Case Description
The patient presented due to new onset chest pain and persistent left
leg pain and swelling after a hyperextension injury of the knee 4 days
prior forced him to be immobilized. He was tachycardic on presentation
with otherwise normal vital signs. Physical examination was significant
for left lower extremity swelling from knee to ankle with limited range
of motion secondary to swelling and pain. Although he had erythematous
skin changes on his ankle, he had palpable pulses and normal capillary
refill. He had a normal cardiopulmonary examination. His known trauma,
immobilization, and obese body mass index (34 kg/m2)
were considered possible etiologies to provoke the thromboses, and his
family history was unremarkable for thrombosis. Doppler ultrasonography
showed extensive occlusive thrombosis of left femoral and popliteal
veins. May-Thurner syndrome was ruled-out given the limited proximal
extent of the left leg thrombus and venous anatomy. Chest computed
tomography angiography demonstrated saddle PE with thrombus extending
into the left and right pulmonary arteries (Fig. 1). Echocardiogram
showed no evidence of right ventricular systolic failure or dilation,
and brain natriuretic peptide and troponins were normal.
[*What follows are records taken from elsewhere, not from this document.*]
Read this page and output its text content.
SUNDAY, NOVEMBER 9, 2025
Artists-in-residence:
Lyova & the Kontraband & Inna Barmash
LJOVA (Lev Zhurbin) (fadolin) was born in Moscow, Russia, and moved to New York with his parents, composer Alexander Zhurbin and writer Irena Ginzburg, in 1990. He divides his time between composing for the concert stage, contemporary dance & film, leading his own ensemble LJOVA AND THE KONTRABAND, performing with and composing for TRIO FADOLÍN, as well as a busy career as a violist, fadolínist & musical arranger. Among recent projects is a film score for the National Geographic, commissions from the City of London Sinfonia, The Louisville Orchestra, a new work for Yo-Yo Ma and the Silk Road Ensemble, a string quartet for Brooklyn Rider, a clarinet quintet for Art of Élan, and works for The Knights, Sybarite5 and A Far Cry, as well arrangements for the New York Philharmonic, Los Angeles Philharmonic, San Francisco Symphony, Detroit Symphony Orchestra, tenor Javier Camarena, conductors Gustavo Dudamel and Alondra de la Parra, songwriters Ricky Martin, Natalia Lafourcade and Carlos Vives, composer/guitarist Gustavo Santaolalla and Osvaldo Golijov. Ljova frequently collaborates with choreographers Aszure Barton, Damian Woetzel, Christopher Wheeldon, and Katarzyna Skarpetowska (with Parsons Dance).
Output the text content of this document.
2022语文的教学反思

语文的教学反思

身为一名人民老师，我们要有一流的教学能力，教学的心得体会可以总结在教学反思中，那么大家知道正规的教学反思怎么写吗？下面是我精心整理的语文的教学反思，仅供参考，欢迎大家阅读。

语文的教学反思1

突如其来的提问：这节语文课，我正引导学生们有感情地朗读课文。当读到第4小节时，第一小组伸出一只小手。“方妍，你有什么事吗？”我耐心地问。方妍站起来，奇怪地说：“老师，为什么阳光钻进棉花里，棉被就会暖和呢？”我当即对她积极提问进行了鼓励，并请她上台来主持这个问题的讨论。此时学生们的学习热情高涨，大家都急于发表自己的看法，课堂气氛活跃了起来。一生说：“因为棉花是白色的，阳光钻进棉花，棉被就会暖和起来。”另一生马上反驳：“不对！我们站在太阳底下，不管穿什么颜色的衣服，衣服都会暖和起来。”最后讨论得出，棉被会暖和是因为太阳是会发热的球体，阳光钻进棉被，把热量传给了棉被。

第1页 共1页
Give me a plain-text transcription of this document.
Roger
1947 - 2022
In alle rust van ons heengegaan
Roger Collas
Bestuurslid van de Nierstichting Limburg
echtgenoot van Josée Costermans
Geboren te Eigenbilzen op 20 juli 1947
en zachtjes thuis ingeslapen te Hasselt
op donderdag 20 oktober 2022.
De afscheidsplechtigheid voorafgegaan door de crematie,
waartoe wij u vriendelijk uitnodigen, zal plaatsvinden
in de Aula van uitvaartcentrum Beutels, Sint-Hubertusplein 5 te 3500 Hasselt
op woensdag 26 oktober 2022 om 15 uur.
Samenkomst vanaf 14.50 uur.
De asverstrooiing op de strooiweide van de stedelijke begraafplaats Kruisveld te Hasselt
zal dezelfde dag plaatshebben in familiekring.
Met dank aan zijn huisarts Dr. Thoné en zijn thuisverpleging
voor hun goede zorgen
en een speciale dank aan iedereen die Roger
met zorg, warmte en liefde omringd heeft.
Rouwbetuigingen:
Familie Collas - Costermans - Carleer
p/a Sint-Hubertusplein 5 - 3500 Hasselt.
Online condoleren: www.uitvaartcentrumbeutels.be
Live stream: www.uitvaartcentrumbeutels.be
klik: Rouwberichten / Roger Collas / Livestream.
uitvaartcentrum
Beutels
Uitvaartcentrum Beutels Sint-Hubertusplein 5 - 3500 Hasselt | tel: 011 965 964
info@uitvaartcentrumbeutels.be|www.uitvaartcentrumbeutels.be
He was
hemodynamically stable and his PE was categorized as low-risk. No
procedural interventions were indicated.
He was initially started on therapeutic anticoagulation with intravenous
unfractionated heparin titrated to achieve anti-Xa level between 0.3-0.7
units/mL. He required oxygen support via nasal cannula but was weaned to
room air within 48 hours of presentation. He was transitioned to
enoxaparin at pediatric therapeutic starting dose of 1 mg/kg and
titrated to achieve an anti-Xa level between 0.5-1 units/mL. Upon
discharge, he still had swelling and pain of the lower extremity but was
able to ambulate on crutches.
Despite his known preceding trauma, immobility, and obesity, he
underwent laboratory evaluations for underlying thrombophilia due to the
degree of thrombosis on presentation. Results were significant for
heterozygous mutations of both FVL and PT-G20210A, positive anti-beta 2
glycoprotein I (aβ2GPI) IgG antibody, and lupus anticoagulant (LA;
positive Staclot, negative diluted Russell viper venom time); his aβ2GPI
IgM and anti-cardiolipin (aCL) IgM/IgG antibodies were all negative. He
was discharged home on therapeutic enoxaparin due to concern for reduced
efficacy of direct oral anticoagulants in treatment of patients with
APS. Repeat testing at 3 months re-demonstrated the same findings for
his antiphospholipid antibody profile, which was consistent with a
diagnosis of APS based on the Sapporo criteria.Repeat Doppler
ultrasonography at 3 months demonstrated improvement but residual
non-occlusive thrombosis of left femoral and popliteal veins and
therapeutic enoxaparin was continued.